Des lipides polaires issus du lait aux effets potentiellement bénéfiques pour réduire le risque cardiovasculaire : vers une meilleure valorisation du babeurre
Des lipides polaires de différentes sources tels que les lécithines de soja et d’œuf, riches en phospholipides, sont largement utilisés comme émulsifiants et texturants dans l’industrie alimentaire. En revanche les lipides polaires issus du lait, présents sous forme de membrane des globules gras du lait, qui contiennent de surcroît des sphingolipides (lipides bioactifs d’intérêt), sont peu utilisés. Le babeurre et le sérum de beurre représentent des sources intéressantes à valoriser en raison de leur forte teneur en lipides polaires laitiers (respectivement 1,2 g/L et 9 g/L environ). Cependant, les teneurs obtenues dans les ingrédients en poudre par les procédés classiques de concentration sont aujourd’hui inférieures à 20% et les alternatives pour produire des fractions fortement enrichies en lipides polaires ont généralement recours à l’addition de produits chimiques et/ou à l’extraction aux solvants.
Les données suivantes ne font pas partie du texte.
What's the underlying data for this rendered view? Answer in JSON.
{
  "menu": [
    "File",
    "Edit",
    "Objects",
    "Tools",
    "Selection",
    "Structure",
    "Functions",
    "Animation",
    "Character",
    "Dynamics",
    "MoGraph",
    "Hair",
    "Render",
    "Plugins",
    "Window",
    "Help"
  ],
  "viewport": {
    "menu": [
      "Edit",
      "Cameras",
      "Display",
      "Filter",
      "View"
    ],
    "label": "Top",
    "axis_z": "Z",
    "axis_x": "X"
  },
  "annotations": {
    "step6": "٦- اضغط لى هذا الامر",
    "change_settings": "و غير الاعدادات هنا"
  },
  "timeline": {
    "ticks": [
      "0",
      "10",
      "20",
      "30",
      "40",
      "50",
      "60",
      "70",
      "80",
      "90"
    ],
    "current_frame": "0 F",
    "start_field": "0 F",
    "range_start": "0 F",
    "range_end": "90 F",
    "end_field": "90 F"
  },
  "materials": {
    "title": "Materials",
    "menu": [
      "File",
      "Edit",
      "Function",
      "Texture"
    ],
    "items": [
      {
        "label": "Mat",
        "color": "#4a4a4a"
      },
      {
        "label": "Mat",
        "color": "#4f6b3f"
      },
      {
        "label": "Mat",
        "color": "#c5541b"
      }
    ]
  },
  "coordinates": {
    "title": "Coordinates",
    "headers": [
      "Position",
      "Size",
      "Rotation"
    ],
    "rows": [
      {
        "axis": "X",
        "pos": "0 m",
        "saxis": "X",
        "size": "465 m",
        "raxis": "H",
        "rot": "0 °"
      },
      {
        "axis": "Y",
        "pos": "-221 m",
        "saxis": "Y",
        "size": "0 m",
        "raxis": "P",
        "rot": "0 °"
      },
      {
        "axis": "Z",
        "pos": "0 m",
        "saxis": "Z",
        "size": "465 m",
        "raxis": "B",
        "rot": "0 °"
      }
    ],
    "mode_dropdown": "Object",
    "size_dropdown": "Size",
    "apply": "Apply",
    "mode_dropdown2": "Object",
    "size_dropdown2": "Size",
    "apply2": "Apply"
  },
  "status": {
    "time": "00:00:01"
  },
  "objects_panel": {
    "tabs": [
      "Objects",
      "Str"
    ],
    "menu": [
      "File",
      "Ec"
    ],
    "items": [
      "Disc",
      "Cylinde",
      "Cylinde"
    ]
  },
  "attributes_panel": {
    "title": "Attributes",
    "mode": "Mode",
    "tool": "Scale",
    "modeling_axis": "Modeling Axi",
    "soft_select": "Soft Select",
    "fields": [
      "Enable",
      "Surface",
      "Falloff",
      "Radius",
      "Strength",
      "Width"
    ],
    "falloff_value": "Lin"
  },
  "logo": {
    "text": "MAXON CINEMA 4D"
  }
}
De la valorisation d’un coproduit en ingrédients enrichis en lipides polaires laitiers…
Dans le cadre du projet ANR VALOBAB, une équipe de recherche pluridisciplinaire a analysé finement la composition en lipides polaires de babeurres et de sérums de beurre, montrant leur teneur concentrée en une grande variété d’espèces moléculaires de sphingomyéline et autres sphingolipides (Bourlieu et al., 2018). Un procédé technologique basé sur des opérations de séparation par membranes a été développé et transféré avec succès à une échelle semi-industrielle, pour produire un ingrédient fortement enrichi en lipides polaires laitiers (plus de 30%) à partir du sérum de beurre (Gassi et al., 2016). Les scientifiques ont également proposé plusieurs conditions opératoires de l’étape de coagulation afin de valoriser les co-fractions.
… A l’évaluation de leurs propriétés fonctionnelles dans les aliments
Ces ingrédients enrichis présentent-ils alors des propriétés intéressantes pour l’alimentation (texture, propriétés sensorielles, etc.) au regard d’autres ingrédients ? Pour évaluer leur intérêt fonctionnel dans les aliments, des tests de capacités moussantes et d’émulsification ont notamment été menés à travers différents produits. Les ingrédients obtenus ont démontré d’excellentes capacités émulsifiantes (Lopez et al. 2017). De plus, les chercheurs ont validé leur capacité d’utilisation dans du beurre allégé, avec de meilleures performances qu’avec l’émulsifiant classique à base de mono- et diglycérides d’acides gras (Revue Laitière Française, 2017), et des fromages à tartiner.
Quels sont les effets d’une consommation d’aliments enrichis en lipides polaires laitiers ?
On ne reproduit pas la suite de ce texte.